EDIT2: And a bunch of them appear to be unprotected...

I did some analysis a few months ago and collected the names of approximately 100,000 buckets in the wild. Rough numbers, about 5% are open to the public for anonymous read, and about 5% of those are open for anonymous write.

I'm convinced that Chris Vickery, the guy behind a good many of the open bucket finds this year, has access to enterprise firewall/proxy logs. Not because the buckets would have been hard to find, but because you could spend a lifetime looking through thousands upon thousands of open buckets before you find anything interesting.

This is concerning b/c there have been a number of high profile data breaches that have occurred due to over reliance on S3 bucket obscurity. Where the buckets have been left with minimal or misconfigured permissions and GBs of data there for the downloading.

  • How is this concerning? This is very good, because it makes it easy to do that, which means that's much harder to dismiss as "something that will never happen".

    • Concerning in the sense of "if you aren't sure why this is a story on HN" -> that you may be unaware that many large and generally technically competent firms are screwing this up and this repo/tool is yet one more reason to take this seriously.

  • At some point an organization living in the cloud needs to properly secure their cloud resources. This makes it easier to justify that effort up front.

  • Correct me if I’m wrong but last time I tried to make a new bucket’s contents public it was a real PITA. The default configuration is very locked down. So I think it’s never a case of minimal configuration and always misconfiguration.

I was curious so I've tried if I could find anything compromising with it and it's mostly just public buckets of some images used for websites so nothing strange.

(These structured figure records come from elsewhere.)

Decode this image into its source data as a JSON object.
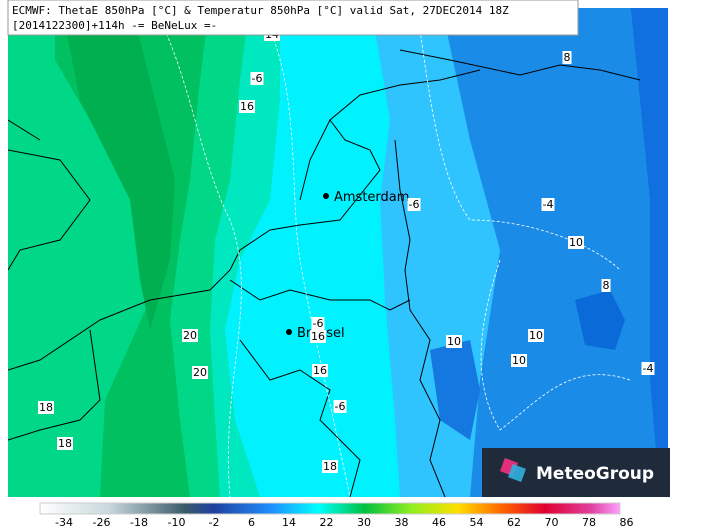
{
  "header": {
    "line1": "ECMWF: ThetaE 850hPa [°C] & Temperatur 850hPa [°C] valid Sat, 27DEC2014 18Z",
    "line2": "[2014122300]+114h  -= BeNeLux =-"
  },
  "cities": [
    "Amsterdam",
    "Brussel"
  ],
  "contour_labels": [
    "14",
    "-6",
    "16",
    "8",
    "-6",
    "-4",
    "10",
    "8",
    "10",
    "10",
    "-6",
    "16",
    "20",
    "20",
    "16",
    "-6",
    "18",
    "18",
    "18",
    "-4",
    "10"
  ],
  "logo": "MeteoGroup",
  "colorbar": {
    "labels": [
      -34,
      -26,
      -18,
      -10,
      -2,
      6,
      14,
      22,
      30,
      38,
      46,
      54,
      62,
      70,
      78,
      86
    ]
  }
}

Maybe the README is a bit too dramatic.

I'm confused. Aren't S3 buckets secured by pre-existing wildcard certs?

  • Ignore any direct connection between S3 buckets themselves and particular certificates, and just think of the stream of domain names you get from CT as the seed for a dictionary to grind against S3.

  • The code takes the CT hostname and tries to access a bunch of different buckets that might exist related to that hostname. So if you get a cert for foo.example.com it will ask s3 if foo.example.com.s3.amazonaws.com and www-foo.example.com.s3.amazonaws.com exist.